Doch der Termin wurde von Schlagzeilen der vergangenen Woche überschattet. Ausgehend von einer Antwort des Bundesumweltministeriums auf eine Anfrage der Grünen-Fraktion im Bundestag hatten diverse Medien gemeldet: Die Havel bei Potsdam gehört zu den fünf am stärksten mit giftigen Weichmachern belasteten Flüssen Deutschlands.

Die Belastungen in Potsdam kommen aus Berlin

Tatsächlich operiert das Ministerium in seiner Antwort mit drei Jahre alten Daten, die auch eine Belastung mit Polychlorierten Biphenylen (PCB) zeigen – das ist eine giftige und krebsauslösende organische Chlorverbindung, die bis in die 1980er-Jahre zum Beispiel als Hydraulikflüssigkeit sowie als Weichmacher in Lacken und Kunststoffen verwendet wurde. Für diesen Schwebstoff gilt laut dem Sprecher des Landesumweltministeriums, Hans-Joachim Wersin-Sielaff, eine Umweltqualitätsnorm, die bei 20 Mikrogramm pro Liter im Jahresmittel liege. „Seit 2012 sind keine Überschreitungen dieser Norm mehr festgestellt worden“, sagte Wersin-Sielaff. Zwischen 2000 und 2011 seien solche erhöhten Werte dagegen fast jedes Jahr gemessen worden. Eine entsprechende Messstelle sei bereits 2000 an der Humboldtbrücke eingerichtet worden, einmal pro Monat werde dort eine Wasserprobe entnommen. Nach starken Regenfällen könne die Belastung allerdings noch weit über dem Normwert liegen, so Wersin-Sielaff.

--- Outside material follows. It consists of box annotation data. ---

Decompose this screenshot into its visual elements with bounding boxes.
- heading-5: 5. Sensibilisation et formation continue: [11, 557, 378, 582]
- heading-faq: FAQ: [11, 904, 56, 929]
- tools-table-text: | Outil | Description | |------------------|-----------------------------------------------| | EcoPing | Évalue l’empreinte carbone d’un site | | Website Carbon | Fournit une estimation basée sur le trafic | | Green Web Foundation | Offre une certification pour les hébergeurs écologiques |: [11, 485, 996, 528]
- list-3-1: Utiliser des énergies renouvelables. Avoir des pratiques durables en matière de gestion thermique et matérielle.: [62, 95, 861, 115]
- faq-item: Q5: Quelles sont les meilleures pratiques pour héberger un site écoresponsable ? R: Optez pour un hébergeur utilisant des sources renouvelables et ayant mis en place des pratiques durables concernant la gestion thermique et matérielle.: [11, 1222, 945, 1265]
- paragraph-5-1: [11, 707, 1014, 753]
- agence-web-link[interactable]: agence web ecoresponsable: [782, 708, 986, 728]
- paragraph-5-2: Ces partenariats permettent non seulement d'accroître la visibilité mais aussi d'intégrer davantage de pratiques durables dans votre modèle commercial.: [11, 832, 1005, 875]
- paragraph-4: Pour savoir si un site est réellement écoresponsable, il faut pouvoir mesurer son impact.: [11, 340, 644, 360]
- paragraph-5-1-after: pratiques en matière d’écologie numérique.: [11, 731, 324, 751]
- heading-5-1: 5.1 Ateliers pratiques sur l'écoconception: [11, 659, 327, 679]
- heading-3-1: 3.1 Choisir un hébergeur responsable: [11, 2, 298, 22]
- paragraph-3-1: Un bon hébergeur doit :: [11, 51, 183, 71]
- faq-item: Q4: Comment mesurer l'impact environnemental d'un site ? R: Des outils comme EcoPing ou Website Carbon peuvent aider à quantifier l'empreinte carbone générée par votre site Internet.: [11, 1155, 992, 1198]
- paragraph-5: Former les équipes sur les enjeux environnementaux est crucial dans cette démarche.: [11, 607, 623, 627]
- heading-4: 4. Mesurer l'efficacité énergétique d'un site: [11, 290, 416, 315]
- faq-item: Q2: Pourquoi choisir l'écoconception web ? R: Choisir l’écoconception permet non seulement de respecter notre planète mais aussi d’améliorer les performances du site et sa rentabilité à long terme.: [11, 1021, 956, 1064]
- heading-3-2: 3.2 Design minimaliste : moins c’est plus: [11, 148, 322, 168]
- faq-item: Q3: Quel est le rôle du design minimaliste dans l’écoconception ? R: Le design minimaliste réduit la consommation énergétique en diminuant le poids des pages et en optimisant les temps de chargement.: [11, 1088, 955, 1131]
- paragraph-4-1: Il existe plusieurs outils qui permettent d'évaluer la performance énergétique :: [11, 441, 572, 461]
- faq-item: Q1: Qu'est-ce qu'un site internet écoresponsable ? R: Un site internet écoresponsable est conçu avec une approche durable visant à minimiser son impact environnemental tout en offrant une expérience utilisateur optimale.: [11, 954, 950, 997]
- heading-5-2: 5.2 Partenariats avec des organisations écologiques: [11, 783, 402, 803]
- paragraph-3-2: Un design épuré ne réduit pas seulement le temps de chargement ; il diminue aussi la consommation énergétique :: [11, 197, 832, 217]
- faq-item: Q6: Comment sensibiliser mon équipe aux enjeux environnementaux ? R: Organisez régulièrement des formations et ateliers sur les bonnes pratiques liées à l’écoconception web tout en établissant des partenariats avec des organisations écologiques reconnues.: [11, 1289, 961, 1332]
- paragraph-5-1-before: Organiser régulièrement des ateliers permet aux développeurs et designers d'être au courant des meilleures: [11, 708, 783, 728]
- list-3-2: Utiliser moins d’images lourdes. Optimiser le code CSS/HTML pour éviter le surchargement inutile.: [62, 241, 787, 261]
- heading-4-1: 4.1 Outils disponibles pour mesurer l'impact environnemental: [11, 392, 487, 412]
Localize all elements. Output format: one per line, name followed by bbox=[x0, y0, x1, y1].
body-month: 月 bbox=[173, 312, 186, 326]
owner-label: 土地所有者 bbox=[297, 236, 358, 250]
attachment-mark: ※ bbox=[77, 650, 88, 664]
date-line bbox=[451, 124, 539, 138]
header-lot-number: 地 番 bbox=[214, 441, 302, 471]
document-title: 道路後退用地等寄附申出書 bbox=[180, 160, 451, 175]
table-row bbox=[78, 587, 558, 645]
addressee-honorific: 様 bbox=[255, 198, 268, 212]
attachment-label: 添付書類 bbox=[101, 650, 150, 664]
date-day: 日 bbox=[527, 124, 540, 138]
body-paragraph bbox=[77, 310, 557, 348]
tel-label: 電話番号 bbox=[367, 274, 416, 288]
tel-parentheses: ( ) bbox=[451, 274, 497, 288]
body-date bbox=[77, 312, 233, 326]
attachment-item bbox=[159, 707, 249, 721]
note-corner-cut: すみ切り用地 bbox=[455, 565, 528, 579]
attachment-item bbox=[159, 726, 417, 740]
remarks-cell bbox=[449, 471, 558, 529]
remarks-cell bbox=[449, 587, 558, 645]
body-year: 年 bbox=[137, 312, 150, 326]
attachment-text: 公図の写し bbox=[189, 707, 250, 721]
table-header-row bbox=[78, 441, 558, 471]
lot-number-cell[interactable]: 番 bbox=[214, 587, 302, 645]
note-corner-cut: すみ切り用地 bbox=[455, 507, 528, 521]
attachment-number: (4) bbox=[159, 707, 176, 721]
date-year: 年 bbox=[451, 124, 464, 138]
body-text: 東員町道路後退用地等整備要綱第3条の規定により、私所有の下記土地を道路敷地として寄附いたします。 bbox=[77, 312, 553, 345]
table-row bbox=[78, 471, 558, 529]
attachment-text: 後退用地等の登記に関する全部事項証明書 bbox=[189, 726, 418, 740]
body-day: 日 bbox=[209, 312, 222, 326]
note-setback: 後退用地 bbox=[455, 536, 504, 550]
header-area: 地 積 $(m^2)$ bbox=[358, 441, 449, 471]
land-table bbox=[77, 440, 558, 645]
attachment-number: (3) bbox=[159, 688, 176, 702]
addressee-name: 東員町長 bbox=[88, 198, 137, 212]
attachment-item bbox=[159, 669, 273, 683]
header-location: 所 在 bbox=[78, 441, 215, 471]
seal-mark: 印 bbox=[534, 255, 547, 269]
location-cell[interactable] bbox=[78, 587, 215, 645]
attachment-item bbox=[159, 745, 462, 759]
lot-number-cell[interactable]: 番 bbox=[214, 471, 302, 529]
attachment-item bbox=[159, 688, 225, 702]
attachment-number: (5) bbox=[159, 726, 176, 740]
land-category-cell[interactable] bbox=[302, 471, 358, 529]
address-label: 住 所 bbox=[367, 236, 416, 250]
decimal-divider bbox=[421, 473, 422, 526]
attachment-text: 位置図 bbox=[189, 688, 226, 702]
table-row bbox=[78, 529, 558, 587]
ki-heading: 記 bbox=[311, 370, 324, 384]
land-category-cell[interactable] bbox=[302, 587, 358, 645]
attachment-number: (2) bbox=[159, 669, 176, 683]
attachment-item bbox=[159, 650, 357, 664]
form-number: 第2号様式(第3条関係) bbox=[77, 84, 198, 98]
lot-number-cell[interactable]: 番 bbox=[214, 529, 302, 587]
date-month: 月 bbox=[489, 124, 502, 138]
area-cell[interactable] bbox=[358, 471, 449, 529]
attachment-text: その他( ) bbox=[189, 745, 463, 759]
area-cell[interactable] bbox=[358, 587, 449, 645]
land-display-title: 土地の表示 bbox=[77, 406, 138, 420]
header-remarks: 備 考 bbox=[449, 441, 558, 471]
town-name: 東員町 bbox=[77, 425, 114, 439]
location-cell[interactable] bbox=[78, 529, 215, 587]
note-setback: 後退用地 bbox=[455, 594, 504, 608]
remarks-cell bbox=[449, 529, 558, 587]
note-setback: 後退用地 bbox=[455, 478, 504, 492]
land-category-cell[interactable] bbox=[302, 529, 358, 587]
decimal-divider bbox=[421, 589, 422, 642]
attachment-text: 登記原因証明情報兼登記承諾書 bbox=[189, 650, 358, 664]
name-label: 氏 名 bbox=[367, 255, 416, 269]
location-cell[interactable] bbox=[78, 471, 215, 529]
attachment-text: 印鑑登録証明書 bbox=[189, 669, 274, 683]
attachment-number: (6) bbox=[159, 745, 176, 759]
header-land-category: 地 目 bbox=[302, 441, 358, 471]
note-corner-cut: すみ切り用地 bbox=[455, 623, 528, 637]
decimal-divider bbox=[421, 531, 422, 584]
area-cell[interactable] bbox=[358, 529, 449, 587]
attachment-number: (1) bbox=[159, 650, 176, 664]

Das Problem sei seit Jahren bekannt und Gegenmaßnahmen längst eingeleitet, so der Ministeriumssprecher. PCB sei eine Altlast, deren Verwendung seit 1989 verboten sei. Die in Potsdam gemessenen Belastungen hätten ihre Ursachen primär im Zulauf aus Berlin. Die Probleme könnten aber minimiert werden, wenn etwa Regenwasserabläufe, insbesondere von alten Gewerbestandorten, gezielt abgeleitet und entsprechend gereinigt würden. Da diese chlorierten Kohlenwasserstoffe nur schwer abbaubar seien, hätten sich in der Havel über Jahrzehnte sogenannte Sediment-Archive abgelagert, sagt Wersin-Sielaff – daher müssten bei Wasserbauaktivitäten möglichst verwirbelungsarme Technologien eingesetzt werden.

Kein Grund, das Baden einzuschränken

Für Badende in der Havel sei das PCB kein Problem, so der Sprecher – denn der Stoff liege im Wasser vorwiegend an Partikel gebunden vor, zum Beispiel an Schwebstoffen. „Es gibt deswegen keinen Grund, das Baden einzuschränken.“ Auch für das Potsdamer Trinkwasser spiele der Schadstoff keine Rolle, betonte Wersin-Sielaff – denn dieses bestehe aus aufbereitetem Grundwasser. Die zuständigen Stadtwerke bestätigten das und teilten mit, schon aus Vorsorgegründen werde das Grund- und Rohwasser regelmäßig auf PCB untersucht.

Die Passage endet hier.